Companies make calculated decisions about which suppliers to pay late and how long to delay payment, according to Chinese University of Hong Kong’s Jing Wu, National Chengchi University’s Hsiao-Hui Lee, and Chicago Booth’s John R. Birge. Their study identifies some of the factors that affect companies’ late payment decisions and behaviors.
Wu, Lee, and Birge cite a 2018 survey by credit insurance provider Atradius as finding that 88 percent of companies in Western Europe had frequent late payments accounting for 42 percent of trade credit. Another credit provider, Euler Hermes, found in 2018 that global trade credits were overdue an average of 66 days, up 10 percent in a decade.
The researchers analyzed a data set from business insights company Dun & Bradstreet of invoices issued by and payments received from more than 7,000 American companies from 2004 to 2016. Businesses with greater market power made more late payments to ordinary suppliers but were likely to pay their important suppliers on time, they find. And while companies awaited payments from their own downstream customers, they often shifted those costs upstream to suppliers by delaying payment, regardless of the suppliers’ importance.

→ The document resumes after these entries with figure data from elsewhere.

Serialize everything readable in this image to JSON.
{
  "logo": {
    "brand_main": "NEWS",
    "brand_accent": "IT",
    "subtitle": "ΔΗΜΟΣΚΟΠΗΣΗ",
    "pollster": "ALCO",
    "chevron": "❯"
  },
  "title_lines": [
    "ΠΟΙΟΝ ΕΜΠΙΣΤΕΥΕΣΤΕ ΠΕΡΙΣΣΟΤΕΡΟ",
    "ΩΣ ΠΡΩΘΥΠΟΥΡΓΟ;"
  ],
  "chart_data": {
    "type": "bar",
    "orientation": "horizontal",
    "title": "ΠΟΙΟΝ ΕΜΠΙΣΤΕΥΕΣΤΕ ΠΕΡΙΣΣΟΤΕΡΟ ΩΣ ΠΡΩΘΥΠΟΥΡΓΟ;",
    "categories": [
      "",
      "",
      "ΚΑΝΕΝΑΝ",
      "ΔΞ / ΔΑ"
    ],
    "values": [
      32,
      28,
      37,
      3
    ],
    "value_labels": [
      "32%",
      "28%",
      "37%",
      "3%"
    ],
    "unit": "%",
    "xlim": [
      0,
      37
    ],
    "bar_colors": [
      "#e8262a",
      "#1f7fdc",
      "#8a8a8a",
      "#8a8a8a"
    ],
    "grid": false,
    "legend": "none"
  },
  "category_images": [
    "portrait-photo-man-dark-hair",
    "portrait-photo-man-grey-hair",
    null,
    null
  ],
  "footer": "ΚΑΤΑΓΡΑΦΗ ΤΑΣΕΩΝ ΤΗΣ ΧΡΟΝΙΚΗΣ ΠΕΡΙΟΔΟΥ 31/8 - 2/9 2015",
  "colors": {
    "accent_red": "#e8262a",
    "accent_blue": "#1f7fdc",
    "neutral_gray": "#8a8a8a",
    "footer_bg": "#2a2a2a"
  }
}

“Companies are strategic about these payment delays, using them for market power or to do this type of cost shifting,” Birge says. “Late payment is an important part of companies’ financial and operational decision-making.”
Other factors that affected the timing of companies’ payments included their access to financing, the speed at which they could borrow money, and inventory turnover rates, according to the research. Companies with good access to financing were more likely to pay on time, particularly with their important suppliers, the researchers find. And companies that could borrow money quickly tended to make more late payments.
Though they had a greater need for making late payments to cover cash gaps, businesses with slow inventory turnover made fewer late payments, most likely because they were in a weak bargaining position with suppliers, the data suggest. Companies with prior contract breaches were likely to continue making late payments in the future, though they were less likely to do so with important suppliers.
Suppliers may want to proceed with caution if they’re planning to offer trade credit to companies with large market shares or long accounts-receivable delays, the research suggests.
When writing up contracts with some downstream companies, suppliers may want to build in explicit deadlines or higher late-payment penalties, for example. At the same time, if suppliers agree to work with powerful downstream companies, they should deliver high-quality goods and services on time to increase the likelihood of on-time payments, Birge says.
“You may want to tighten some of the terms for payment-delay penalties, but it also means you want to pay attention to your performance because they do have some market power,” he says.